PyMC3’s “trace” object and “traceplot” function are pretty handy to examine the posterior distributions.
Q1: What’s the suggested way to do in Edward?
I couldn’t find a reference, so below is what I do currently:
# Use a simple linear regression as an example:
import pandas as pd
import numpy as np
import tensorflow as tf
import edward as ed
def generateData(intercept=1, slope=3, noise=1, n_points=20):
df = pd.DataFrame({'x': np.random.uniform(-3, 3, size=n_points)})
df['y'] = intercept + slope * df['x'] + np.random.np.random.normal(0, scale=noise, size=n_points)
df = df.sort_values(['x'], ascending=True).reset_index(drop=True)
return df
intercept = 1; slope = 3; noise = 1
np.random.seed(99)
data = generateData(intercept=intercept, slope=slope, noise=noise) #, n_points=n_points)
#
N = 20
D = 1
X = tf.placeholder(tf.float32, [N, D])
sigma = ed.models.Chi2(df=3.0)
w = ed.models.Normal(loc=tf.zeros(D), scale=tf.ones(D)*10.0)

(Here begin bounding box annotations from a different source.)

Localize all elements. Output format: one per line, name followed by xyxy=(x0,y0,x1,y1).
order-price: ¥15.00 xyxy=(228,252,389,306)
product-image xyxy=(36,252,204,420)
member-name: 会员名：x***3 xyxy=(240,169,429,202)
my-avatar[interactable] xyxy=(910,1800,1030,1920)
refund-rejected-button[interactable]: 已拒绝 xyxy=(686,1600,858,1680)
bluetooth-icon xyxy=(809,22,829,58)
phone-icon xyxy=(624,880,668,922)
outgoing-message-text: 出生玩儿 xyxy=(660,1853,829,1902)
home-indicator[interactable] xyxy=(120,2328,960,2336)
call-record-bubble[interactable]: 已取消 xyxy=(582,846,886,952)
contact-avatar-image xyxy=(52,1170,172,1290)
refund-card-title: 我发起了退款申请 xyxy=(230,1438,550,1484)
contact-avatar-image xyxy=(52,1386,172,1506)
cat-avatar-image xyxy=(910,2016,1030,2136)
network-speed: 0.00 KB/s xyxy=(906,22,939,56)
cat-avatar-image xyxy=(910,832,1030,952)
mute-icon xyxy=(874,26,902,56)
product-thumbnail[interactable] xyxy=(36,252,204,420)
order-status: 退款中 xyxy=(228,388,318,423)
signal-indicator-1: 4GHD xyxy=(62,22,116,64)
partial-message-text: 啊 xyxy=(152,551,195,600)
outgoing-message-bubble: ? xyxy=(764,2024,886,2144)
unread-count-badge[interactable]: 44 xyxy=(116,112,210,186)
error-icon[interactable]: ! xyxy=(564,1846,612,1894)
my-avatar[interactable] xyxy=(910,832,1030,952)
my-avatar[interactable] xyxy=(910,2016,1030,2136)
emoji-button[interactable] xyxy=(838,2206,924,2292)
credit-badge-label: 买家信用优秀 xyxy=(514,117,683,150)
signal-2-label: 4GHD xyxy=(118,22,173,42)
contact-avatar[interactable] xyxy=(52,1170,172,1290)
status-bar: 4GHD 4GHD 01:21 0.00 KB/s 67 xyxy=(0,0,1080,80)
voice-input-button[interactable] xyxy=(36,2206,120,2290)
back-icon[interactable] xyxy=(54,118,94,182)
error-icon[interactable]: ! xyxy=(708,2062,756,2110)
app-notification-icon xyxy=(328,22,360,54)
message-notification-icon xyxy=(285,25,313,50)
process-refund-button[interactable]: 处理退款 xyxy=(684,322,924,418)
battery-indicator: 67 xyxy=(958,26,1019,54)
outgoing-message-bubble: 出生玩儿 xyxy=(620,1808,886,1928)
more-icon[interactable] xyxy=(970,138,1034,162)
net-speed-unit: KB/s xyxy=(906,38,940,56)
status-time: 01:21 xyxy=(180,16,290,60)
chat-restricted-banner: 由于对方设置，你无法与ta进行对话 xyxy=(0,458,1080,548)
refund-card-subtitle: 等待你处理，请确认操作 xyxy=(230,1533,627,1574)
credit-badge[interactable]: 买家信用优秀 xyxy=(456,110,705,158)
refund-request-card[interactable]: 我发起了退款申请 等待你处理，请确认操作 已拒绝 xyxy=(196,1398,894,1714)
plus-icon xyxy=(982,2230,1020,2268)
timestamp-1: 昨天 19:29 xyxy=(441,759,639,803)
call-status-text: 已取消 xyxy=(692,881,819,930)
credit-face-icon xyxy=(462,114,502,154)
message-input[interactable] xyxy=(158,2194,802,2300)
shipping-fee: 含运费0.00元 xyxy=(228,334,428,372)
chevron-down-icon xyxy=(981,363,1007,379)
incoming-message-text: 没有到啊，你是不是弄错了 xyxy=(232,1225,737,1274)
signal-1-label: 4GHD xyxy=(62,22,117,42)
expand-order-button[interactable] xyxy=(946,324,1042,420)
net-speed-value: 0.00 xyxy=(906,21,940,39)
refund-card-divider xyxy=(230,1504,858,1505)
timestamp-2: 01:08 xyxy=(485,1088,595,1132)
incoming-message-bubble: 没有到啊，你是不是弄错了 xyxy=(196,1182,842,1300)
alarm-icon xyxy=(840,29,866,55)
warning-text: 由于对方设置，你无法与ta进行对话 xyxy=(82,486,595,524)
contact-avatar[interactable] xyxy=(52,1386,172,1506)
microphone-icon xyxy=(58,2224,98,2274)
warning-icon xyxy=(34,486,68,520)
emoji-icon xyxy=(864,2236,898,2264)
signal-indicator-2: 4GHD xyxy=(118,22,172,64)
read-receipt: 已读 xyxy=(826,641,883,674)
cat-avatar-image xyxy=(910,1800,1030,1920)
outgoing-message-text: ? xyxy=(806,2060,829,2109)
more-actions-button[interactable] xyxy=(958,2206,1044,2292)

b = ed.models.Normal(loc=tf.zeros(1), scale=tf.ones(1)*10.0)
y = ed.models.Normal(loc=ed.dot(X, w)+b, scale=tf.ones(N)*sigma)
T = 10000
qs = ed.models.Empirical(params=tf.Variable(tf.ones(T)))

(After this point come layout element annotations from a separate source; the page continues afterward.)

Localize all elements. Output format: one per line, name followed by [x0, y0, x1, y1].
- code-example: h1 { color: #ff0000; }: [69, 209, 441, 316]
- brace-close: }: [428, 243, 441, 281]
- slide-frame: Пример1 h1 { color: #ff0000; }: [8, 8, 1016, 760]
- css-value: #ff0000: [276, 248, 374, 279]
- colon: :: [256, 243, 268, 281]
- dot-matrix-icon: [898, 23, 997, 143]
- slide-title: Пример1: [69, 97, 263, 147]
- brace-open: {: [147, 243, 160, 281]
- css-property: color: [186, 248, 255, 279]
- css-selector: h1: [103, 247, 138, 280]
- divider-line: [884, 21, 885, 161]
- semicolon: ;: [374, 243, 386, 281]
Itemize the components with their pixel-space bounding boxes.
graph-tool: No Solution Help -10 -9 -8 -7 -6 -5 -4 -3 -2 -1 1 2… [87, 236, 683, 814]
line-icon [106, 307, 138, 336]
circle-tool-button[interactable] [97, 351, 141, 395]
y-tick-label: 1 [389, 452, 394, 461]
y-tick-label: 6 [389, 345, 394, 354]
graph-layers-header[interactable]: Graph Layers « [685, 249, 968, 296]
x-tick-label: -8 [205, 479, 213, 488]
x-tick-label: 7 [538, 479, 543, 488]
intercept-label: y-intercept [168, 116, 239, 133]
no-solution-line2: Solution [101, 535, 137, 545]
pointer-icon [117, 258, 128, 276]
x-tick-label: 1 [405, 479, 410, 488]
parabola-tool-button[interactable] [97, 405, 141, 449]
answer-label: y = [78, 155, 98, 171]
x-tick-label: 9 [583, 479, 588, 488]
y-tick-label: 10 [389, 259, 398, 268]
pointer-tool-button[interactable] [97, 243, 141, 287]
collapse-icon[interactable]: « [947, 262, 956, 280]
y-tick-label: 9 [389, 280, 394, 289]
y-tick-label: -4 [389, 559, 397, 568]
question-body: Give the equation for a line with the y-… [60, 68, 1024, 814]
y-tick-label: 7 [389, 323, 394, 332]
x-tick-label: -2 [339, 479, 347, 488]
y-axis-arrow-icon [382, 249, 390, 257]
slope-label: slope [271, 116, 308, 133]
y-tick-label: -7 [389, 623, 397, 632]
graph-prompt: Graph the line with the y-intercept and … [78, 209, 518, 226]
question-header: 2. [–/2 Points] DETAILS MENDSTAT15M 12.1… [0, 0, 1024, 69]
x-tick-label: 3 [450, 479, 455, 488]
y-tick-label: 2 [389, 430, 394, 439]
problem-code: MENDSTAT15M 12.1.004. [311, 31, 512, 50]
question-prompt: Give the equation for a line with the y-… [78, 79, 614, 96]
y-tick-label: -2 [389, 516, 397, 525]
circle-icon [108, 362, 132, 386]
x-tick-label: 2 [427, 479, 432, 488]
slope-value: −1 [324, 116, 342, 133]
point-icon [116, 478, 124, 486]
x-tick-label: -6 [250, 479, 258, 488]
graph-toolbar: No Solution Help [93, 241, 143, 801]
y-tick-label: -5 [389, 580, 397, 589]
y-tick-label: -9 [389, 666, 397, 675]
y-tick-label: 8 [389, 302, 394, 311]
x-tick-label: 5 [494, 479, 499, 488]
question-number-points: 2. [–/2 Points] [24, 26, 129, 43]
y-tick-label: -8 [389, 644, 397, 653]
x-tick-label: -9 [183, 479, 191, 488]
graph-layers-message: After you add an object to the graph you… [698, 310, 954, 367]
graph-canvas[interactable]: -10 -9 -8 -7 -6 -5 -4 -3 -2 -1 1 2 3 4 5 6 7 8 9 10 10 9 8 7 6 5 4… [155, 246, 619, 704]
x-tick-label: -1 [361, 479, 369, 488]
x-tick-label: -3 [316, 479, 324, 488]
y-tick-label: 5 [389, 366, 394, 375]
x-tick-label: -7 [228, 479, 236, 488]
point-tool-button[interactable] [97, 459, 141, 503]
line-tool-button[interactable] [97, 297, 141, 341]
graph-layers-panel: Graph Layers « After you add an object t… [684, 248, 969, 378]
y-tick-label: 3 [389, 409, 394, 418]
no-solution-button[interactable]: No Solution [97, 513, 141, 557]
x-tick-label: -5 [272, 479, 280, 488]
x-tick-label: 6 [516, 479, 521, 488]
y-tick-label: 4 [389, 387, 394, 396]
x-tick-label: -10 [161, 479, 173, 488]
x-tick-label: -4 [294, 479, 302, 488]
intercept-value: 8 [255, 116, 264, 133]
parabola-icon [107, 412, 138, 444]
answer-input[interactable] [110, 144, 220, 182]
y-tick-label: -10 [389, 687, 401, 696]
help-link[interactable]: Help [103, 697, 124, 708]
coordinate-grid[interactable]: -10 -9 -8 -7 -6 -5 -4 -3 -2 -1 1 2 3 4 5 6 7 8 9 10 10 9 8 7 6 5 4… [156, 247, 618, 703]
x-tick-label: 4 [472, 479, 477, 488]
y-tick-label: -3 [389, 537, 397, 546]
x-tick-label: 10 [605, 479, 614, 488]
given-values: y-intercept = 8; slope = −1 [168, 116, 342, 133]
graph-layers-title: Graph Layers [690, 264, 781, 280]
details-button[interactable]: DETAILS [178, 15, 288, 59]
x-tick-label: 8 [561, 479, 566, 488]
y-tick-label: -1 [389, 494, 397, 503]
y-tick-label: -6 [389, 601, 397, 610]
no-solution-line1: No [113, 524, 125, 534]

qw = ed.models.Empirical(params=tf.Variable(tf.random_normal((T, D) )))
qb = ed.models.Empirical(params=tf.Variable(tf.random_normal((T, 1) )))
inference = ed.HMC({sigma: qs, w: qw, b: qb},
data={X: data[['x']].values, y: data['y'].values})

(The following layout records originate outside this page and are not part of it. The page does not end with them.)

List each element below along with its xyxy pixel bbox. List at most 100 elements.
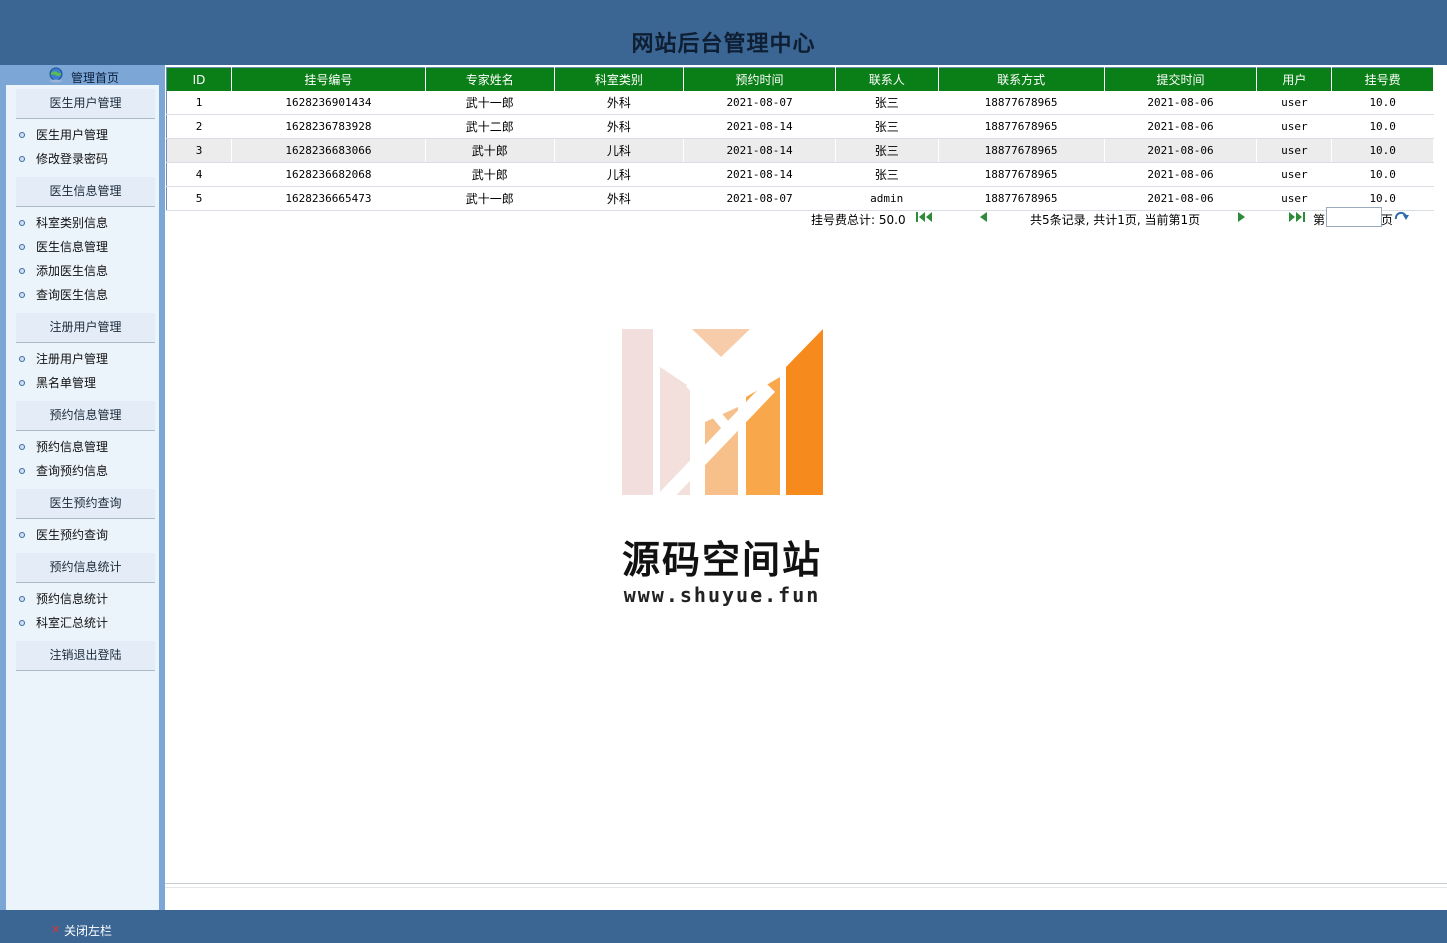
cell-department: 外科: [554, 91, 685, 115]
cell-contact: 张三: [835, 138, 939, 163]
page-number-input[interactable]: [1326, 207, 1382, 227]
sidebar-item-appointment-stats[interactable]: 预约信息统计: [6, 587, 159, 611]
cell-id: 1: [166, 91, 232, 115]
cell-user: user: [1256, 91, 1333, 115]
cell-department: 儿科: [554, 138, 685, 163]
table-header-row: ID 挂号编号 专家姓名 科室类别 预约时间 联系人 联系方式 提交时间 用户 …: [166, 67, 1434, 91]
sidebar-item-label: 医生预约查询: [36, 528, 109, 542]
sidebar-item-label: 预约信息管理: [36, 440, 109, 454]
column-header: 用户: [1256, 67, 1333, 91]
sidebar-item-label: 修改登录密码: [36, 152, 109, 166]
cell-appointment-time: 2021-08-14: [683, 138, 836, 163]
sidebar-group-doctor-info[interactable]: 医生信息管理: [16, 177, 155, 207]
bullet-icon: [19, 468, 25, 474]
sidebar-item-department-category[interactable]: 科室类别信息: [6, 211, 159, 235]
cell-submit-time: 2021-08-06: [1104, 138, 1258, 163]
table-row[interactable]: 4 1628236682068 武十郎 儿科 2021-08-14 张三 188…: [166, 162, 1434, 187]
sidebar-item-query-doctor[interactable]: 查询医生信息: [6, 283, 159, 307]
cell-phone: 18877678965: [938, 162, 1105, 187]
column-header: 挂号编号: [231, 67, 426, 91]
prev-page-icon[interactable]: [975, 210, 995, 224]
sidebar-item-add-doctor[interactable]: 添加医生信息: [6, 259, 159, 283]
cell-department: 外科: [554, 114, 685, 139]
cell-expert: 武十郎: [425, 138, 555, 163]
sidebar-item-label: 预约信息统计: [36, 592, 109, 606]
sidebar-group-doctor-user[interactable]: 医生用户管理: [16, 89, 155, 119]
sidebar-item-query-appointment[interactable]: 查询预约信息: [6, 459, 159, 483]
sidebar-item-change-password[interactable]: 修改登录密码: [6, 147, 159, 171]
sidebar-item-label: 注册用户管理: [36, 352, 109, 366]
column-header: ID: [166, 67, 232, 91]
sidebar-item-doctor-info-manage[interactable]: 医生信息管理: [6, 235, 159, 259]
sidebar-item-doctor-appointment-query[interactable]: 医生预约查询: [6, 523, 159, 547]
cell-phone: 18877678965: [938, 91, 1105, 115]
cell-submit-time: 2021-08-06: [1104, 162, 1258, 187]
sidebar-item-label: 黑名单管理: [36, 376, 97, 390]
sidebar-item-label: 查询医生信息: [36, 288, 109, 302]
bullet-icon: [19, 220, 25, 226]
sidebar-group-appointment-info[interactable]: 预约信息管理: [16, 401, 155, 431]
sidebar-item-doctor-user-manage[interactable]: 医生用户管理: [6, 123, 159, 147]
cell-fee: 10.0: [1331, 162, 1434, 187]
bullet-icon: [19, 292, 25, 298]
sidebar-menu: 医生用户管理 医生用户管理 修改登录密码 医生信息管理 科室类别信息 医生信息管…: [6, 85, 159, 910]
sidebar-group-doctor-appointment[interactable]: 医生预约查询: [16, 489, 155, 519]
bullet-icon: [19, 620, 25, 626]
table-row[interactable]: 3 1628236683066 武十郎 儿科 2021-08-14 张三 188…: [166, 138, 1434, 163]
cell-department: 儿科: [554, 162, 685, 187]
cell-reg-no: 1628236683066: [231, 138, 426, 163]
cell-phone: 18877678965: [938, 138, 1105, 163]
header-bar: 网站后台管理中心: [0, 0, 1447, 65]
cell-contact: 张三: [835, 91, 939, 115]
cell-user: user: [1256, 114, 1333, 139]
cell-id: 2: [166, 114, 232, 139]
first-page-icon[interactable]: [915, 210, 935, 224]
cell-id: 4: [166, 162, 232, 187]
last-page-icon[interactable]: [1287, 210, 1307, 224]
column-header: 科室类别: [554, 67, 685, 91]
cell-contact: 张三: [835, 114, 939, 139]
sidebar-item-label: 医生信息管理: [36, 240, 109, 254]
page-suffix-label: 页: [1381, 213, 1394, 227]
next-page-icon[interactable]: [1232, 210, 1252, 224]
watermark-logo: [622, 329, 823, 503]
column-header: 专家姓名: [425, 67, 555, 91]
cell-reg-no: 1628236682068: [231, 162, 426, 187]
pagination-info: 共5条记录, 共计1页, 当前第1页: [1030, 213, 1201, 227]
column-header: 预约时间: [683, 67, 836, 91]
sidebar-item-department-summary[interactable]: 科室汇总统计: [6, 611, 159, 635]
bullet-icon: [19, 532, 25, 538]
page-prefix-label: 第: [1313, 213, 1326, 227]
bullet-icon: [19, 596, 25, 602]
divider: [165, 883, 1447, 888]
sidebar-group-appointment-stats[interactable]: 预约信息统计: [16, 553, 155, 583]
bullet-icon: [19, 156, 25, 162]
sidebar-item-label: 添加医生信息: [36, 264, 109, 278]
sidebar-item-registered-user-manage[interactable]: 注册用户管理: [6, 347, 159, 371]
close-sidebar-link[interactable]: 关闭左栏: [64, 922, 112, 939]
appointment-table: ID 挂号编号 专家姓名 科室类别 预约时间 联系人 联系方式 提交时间 用户 …: [166, 67, 1434, 211]
sidebar-item-appointment-manage[interactable]: 预约信息管理: [6, 435, 159, 459]
table-row[interactable]: 1 1628236901434 武十一郎 外科 2021-08-07 张三 18…: [166, 91, 1434, 115]
go-icon[interactable]: [1393, 210, 1411, 224]
column-header: 提交时间: [1104, 67, 1258, 91]
cell-reg-no: 1628236783928: [231, 114, 426, 139]
main-content: ID 挂号编号 专家姓名 科室类别 预约时间 联系人 联系方式 提交时间 用户 …: [165, 65, 1447, 910]
bullet-icon: [19, 132, 25, 138]
bullet-icon: [19, 380, 25, 386]
cell-expert: 武十郎: [425, 162, 555, 187]
cell-user: user: [1256, 162, 1333, 187]
cell-id: 3: [166, 138, 232, 163]
table-row[interactable]: 2 1628236783928 武十二郎 外科 2021-08-14 张三 18…: [166, 114, 1434, 139]
sidebar-item-blacklist[interactable]: 黑名单管理: [6, 371, 159, 395]
cell-expert: 武十一郎: [425, 91, 555, 115]
cell-phone: 18877678965: [938, 114, 1105, 139]
sidebar-group-logout[interactable]: 注销退出登陆: [16, 641, 155, 671]
sidebar-item-label: 查询预约信息: [36, 464, 109, 478]
globe-icon: [49, 67, 63, 83]
cell-appointment-time: 2021-08-14: [683, 162, 836, 187]
sidebar-group-registered-user[interactable]: 注册用户管理: [16, 313, 155, 343]
sidebar-home-link[interactable]: 管理首页: [0, 65, 163, 85]
close-icon[interactable]: ✕: [51, 923, 60, 936]
sidebar-item-label: 科室汇总统计: [36, 616, 109, 630]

inference.run(step_size=3e-3)
# After the inference process is finished, generate posterior samples
n_samples = 1000
w_posterior = qw.sample(n_samples).eval().ravel()
b_posterior = qb.sample(n_samples).eval().ravel()
s_posterior = qs.sample(n_samples).eval().ravel()
The posterior distributions of the above three parameters are as follow:
Q2: Is there a way to get the posterior samples from the “inference” object? It seems a bit awkward that I specified “T=10000” for the MCMC runs but I wasn’t able to use the samples there, and had to generate extra “n_samples = 1000” samples to examine the posteriors.
I’m new to Edward, so any suggestions are welcome and appreciated!